I was concerned that the generated code would be unmaintainable. However, I'm starting to think that maintainability and readability isn't relevant in this context. We should treat the output like compiled code.
The overhead of setting up these constraints currently outweighs the cost of just reading the code. But it establishes a baseline that can be chipped away at as agents and tooling improve.
The repo fizzbuzz-without-human-review implements these checks in Python, allowing you to try this for yourself.
Appendix B: Primer on property-based testing
Software tests commonly check specific inputs against specific outputs:
def test_returns_fizzbuzz_for_multiples_of_3_and_5(n: int) -> None:
assert fizzbuzz(15) == "FizzBuzz"
assert fizzbuzz(30) == "FizzBuzz"
Property-based tests run against a wider range of values. The property-based test below (using Hypothesis) runs fizzbuzz with 100 semi-random multiples of both 3 and 5, favoring "interesting" cases like zero or extremely large numbers.

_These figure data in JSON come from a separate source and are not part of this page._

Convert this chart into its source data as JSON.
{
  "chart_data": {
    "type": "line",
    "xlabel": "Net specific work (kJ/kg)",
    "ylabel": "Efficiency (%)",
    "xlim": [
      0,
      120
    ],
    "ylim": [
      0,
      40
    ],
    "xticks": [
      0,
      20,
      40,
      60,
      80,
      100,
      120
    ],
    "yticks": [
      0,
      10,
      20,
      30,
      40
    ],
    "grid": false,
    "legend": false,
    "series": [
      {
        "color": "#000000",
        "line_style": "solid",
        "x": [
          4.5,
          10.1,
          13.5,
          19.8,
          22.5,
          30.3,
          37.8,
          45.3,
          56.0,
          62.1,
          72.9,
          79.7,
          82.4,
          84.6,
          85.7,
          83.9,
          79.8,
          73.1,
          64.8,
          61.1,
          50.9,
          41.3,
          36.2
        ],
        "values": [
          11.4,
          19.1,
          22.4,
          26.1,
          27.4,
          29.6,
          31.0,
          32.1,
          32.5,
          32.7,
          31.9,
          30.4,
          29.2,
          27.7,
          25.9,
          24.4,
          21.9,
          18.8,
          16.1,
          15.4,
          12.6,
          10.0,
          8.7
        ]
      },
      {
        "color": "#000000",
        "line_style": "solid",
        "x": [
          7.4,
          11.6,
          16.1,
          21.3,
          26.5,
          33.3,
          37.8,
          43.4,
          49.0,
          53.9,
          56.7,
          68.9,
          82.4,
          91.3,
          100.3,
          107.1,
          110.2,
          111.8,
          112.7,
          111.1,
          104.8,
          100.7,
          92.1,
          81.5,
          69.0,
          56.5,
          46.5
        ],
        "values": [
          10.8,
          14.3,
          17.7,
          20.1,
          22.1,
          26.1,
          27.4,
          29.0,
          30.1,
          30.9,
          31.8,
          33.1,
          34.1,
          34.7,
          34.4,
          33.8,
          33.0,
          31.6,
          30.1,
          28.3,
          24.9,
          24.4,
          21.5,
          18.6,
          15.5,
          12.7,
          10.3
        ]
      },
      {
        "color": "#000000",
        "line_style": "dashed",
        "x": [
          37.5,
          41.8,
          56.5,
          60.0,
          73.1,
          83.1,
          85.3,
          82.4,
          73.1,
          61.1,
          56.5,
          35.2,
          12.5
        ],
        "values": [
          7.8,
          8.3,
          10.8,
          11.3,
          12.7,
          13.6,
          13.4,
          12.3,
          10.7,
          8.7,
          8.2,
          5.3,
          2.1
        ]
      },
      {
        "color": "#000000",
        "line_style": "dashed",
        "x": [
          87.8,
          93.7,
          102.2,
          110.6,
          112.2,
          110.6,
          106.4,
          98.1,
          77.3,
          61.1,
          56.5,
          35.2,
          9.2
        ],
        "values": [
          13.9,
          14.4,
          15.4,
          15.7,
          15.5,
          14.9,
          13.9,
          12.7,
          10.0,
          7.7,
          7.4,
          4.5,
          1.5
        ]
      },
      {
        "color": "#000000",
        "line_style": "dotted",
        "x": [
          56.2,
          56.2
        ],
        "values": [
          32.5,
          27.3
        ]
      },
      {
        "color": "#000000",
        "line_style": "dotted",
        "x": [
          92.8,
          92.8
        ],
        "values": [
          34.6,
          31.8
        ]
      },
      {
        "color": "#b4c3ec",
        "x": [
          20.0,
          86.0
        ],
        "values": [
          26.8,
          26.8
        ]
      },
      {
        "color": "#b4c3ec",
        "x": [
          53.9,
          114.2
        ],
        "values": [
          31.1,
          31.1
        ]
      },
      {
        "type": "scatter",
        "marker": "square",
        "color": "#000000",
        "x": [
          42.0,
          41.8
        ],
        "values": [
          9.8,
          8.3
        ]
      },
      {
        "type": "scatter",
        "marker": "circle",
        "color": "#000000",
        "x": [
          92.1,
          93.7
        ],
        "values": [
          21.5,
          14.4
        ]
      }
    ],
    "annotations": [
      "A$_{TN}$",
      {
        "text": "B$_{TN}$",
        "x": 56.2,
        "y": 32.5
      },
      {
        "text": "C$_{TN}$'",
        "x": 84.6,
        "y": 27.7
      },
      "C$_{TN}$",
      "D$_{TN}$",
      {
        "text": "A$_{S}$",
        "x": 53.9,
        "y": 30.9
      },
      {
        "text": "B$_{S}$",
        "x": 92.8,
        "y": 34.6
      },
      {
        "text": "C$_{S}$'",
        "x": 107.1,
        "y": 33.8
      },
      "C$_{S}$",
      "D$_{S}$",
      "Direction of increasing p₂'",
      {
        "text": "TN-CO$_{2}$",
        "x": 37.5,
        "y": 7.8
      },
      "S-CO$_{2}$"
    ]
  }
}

@given(n=st.integers(min_value=1).map(lambda n: n * 3 * 5))
def test_returns_fizzbuzz_for_multiples_of_3_and_5(n: int) -> None:
assert fizzbuzz(n) == "FizzBuzz"
Compared to testing specific input, this approach gives us more confidence that a given "property" of the system holds, at the cost of being slower, nondeterministic, and more complex.
For additional information, the Hypothesis docs are a good starting point.
Appendix C: Primer on mutation testing
Mutation testing tools like mutmut change your code in small ways, like swapping operators or tweaking constants, then re-run your test suite. If your tests fail, the "mutant" code is "killed" (good), and if your tests pass, the mutant "survives" (bad).
As an example, consider the following code:
def double(n: int):
print(f"DEBUG n={n}")
return n * 2
def test_doubles_input():
assert double(3) == 6
Mutating print(f"DEBUG n={n}") to print(None) leaves test_doubles_input passing, so the mutant survives. You would fix it by removing the side effect or adding a test for it.